Drawing on insights from over 40 leading international scholars and practitioners, the chapters examine the main challenges facing institutions of higher education, how they should be managed in changing conditions, and the societal implications of different approaches to change. Structured around the premise that higher education plays a significant role in ensuring that a society achieves the capacity to adjust itself to change, while at the same time remaining cohesive as a social system,
this Handbook explores how current internal and external forces disturb this balance, and how institutions of higher education could, and might, respond.
About the Author
Gordon Redding is a British professor, academic, author, editor, and consultant. Currently Senior Advisor to the HEAD Foundation (Human Capital and Education for Asian Development) in Singapore, he is a specialist on China and the regional ethnic Chinese, and also works on the comparison of different systems of capitalism, and on the role of education in societal development. Previously Director of the Euro-Asia Centre of INSEAD in France and founder and director of the HKU Business School (now the Faculty of Business and Economics) at the University of Hong Kong, he now holds a Visiting Professorial Fellowship at the Institute of Education, University College London. Antony Drew is Assistant Dean International at The University of Newcastle, Australia, representing its work in global alliances, inbound and outbound student mobility, and international research collaboration. His research focus is in institutional theory, economic sociology, and international business, and in developing a theoretical framework for better analysing how informal business institutions evolve over time in different polities.

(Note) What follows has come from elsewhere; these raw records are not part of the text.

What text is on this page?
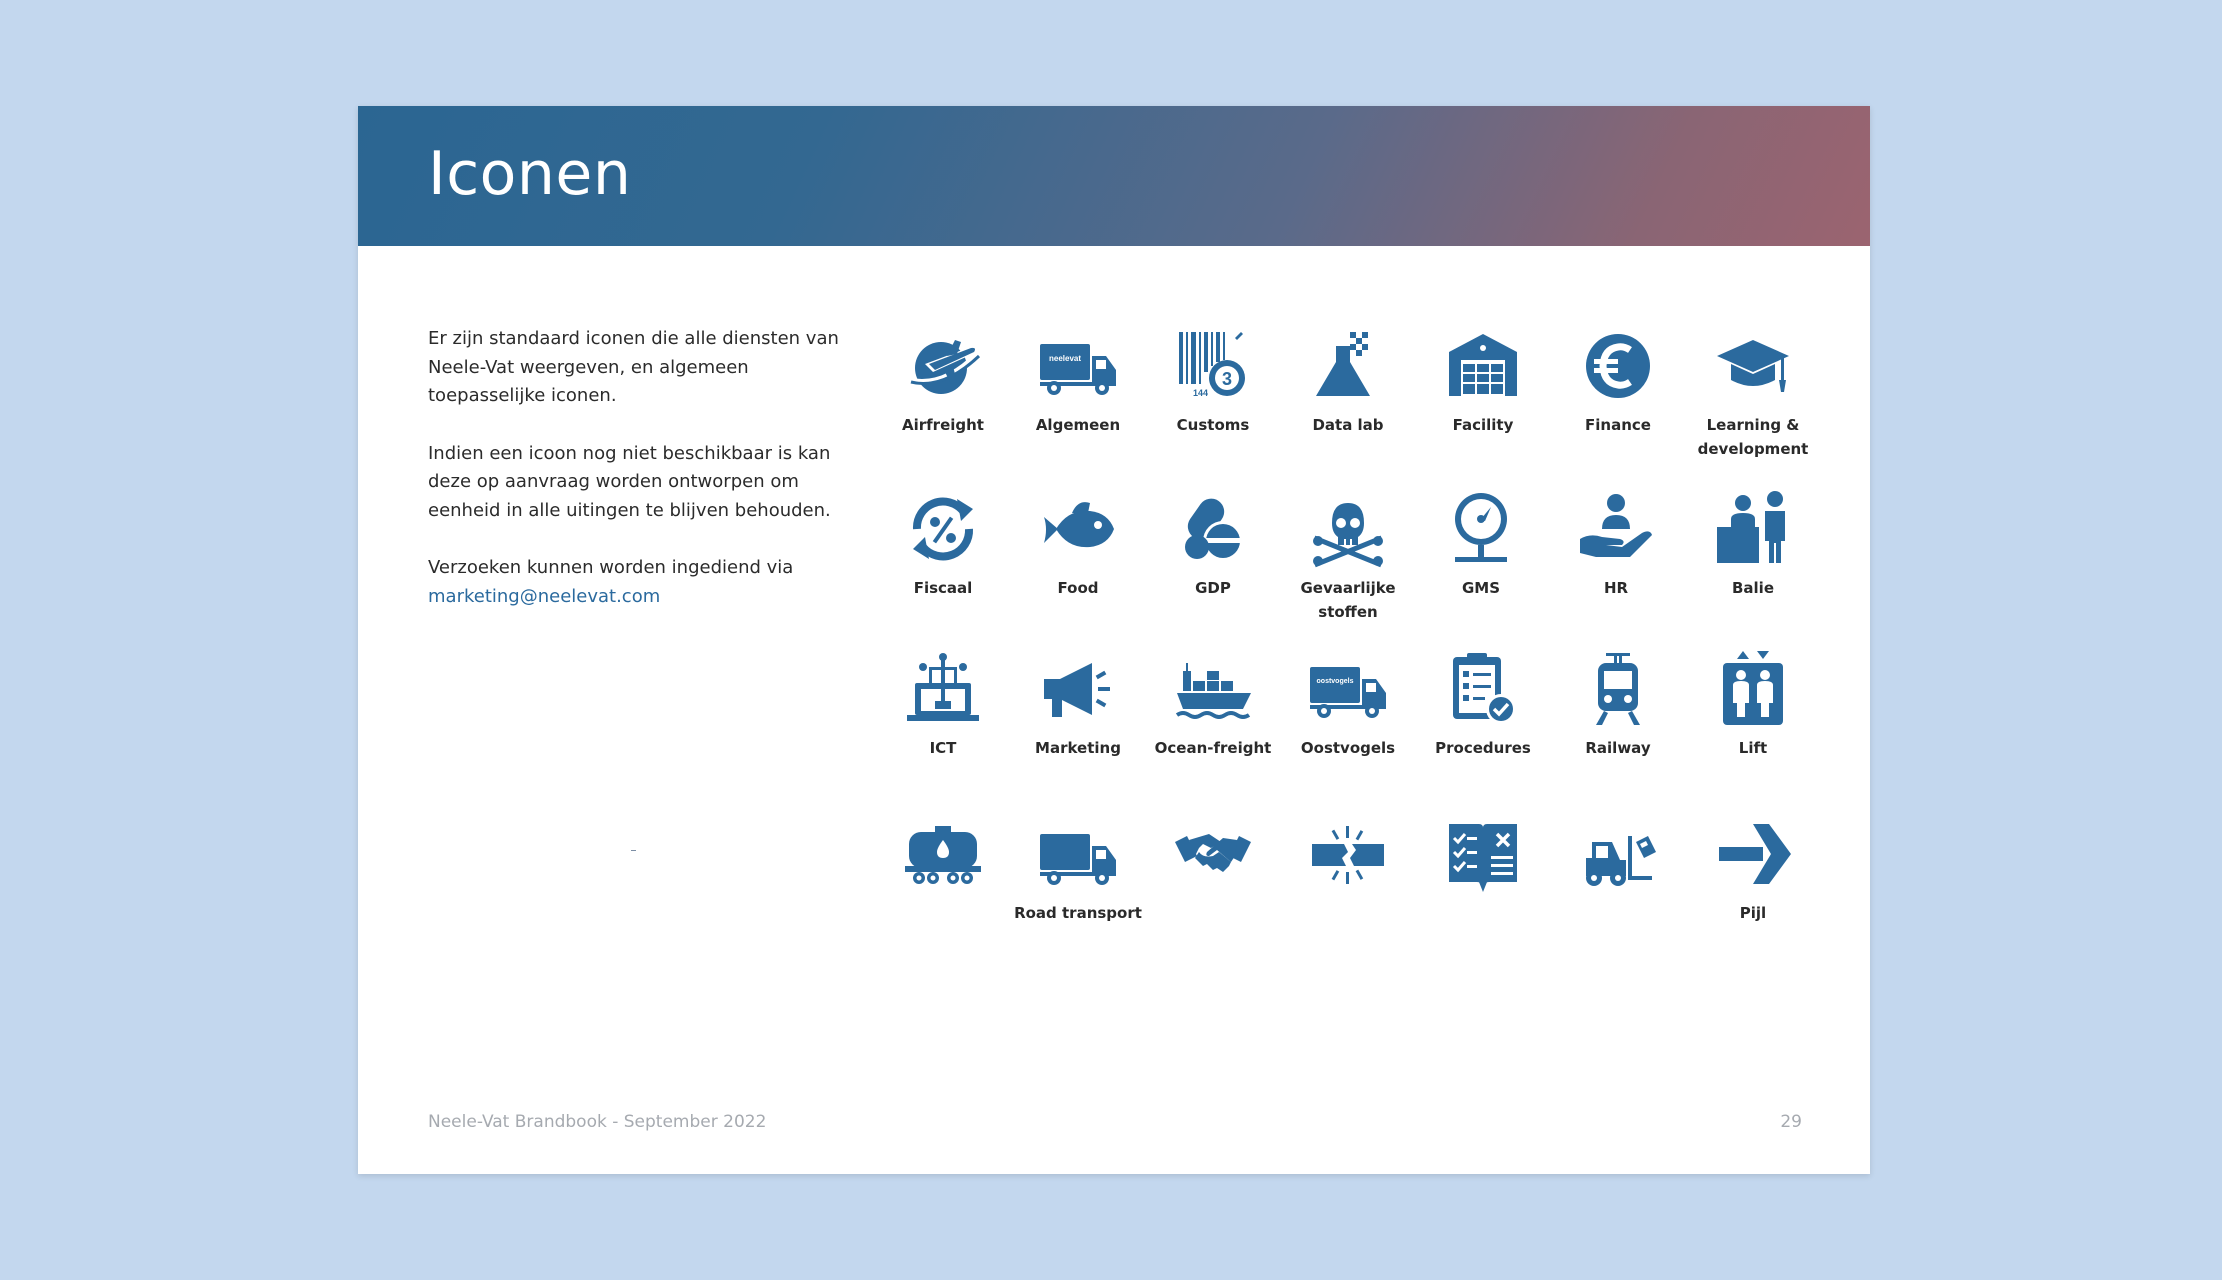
Iconen

Er zijn standaard iconen die alle diensten van Neele-Vat weergeven, en algemeen toepasselijke iconen.

Indien een icoon nog niet beschikbaar is kan deze op aanvraag worden ontworpen om eenheid in alle uitingen te blijven behouden.

Verzoeken kunnen worden ingediend via
marketing@neelevat.com

Airfreight
neelevat
Algemeen
3
144
Customs	Data lab	Facility	Finance	Learning & development
Fiscaal	Food	GDP	Gevaarlijke stoffen
GMS	HR	Balie
ICT	Marketing	Ocean-freight
oostvogels
Oostvogels	Procedures	Railway	Lift
Road transport	Pijl
Neele-Vat Brandbook - September 2022	29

Stephen Crump is an Honorary Professorial Fellow at The University of Melbourne and an Adjunct Professor at the University of Tasmania. His previous positions include inaugural Head of School of Professional Studies and Director for the Centre for Regional Studies at the University of Sydney, and Pro Vice-Chancellor - External Relations at the University of Newcastle, Australia. He has also done extensive consultancy work and international visiting positions in the USA, UK, Netherlands, and Sweden.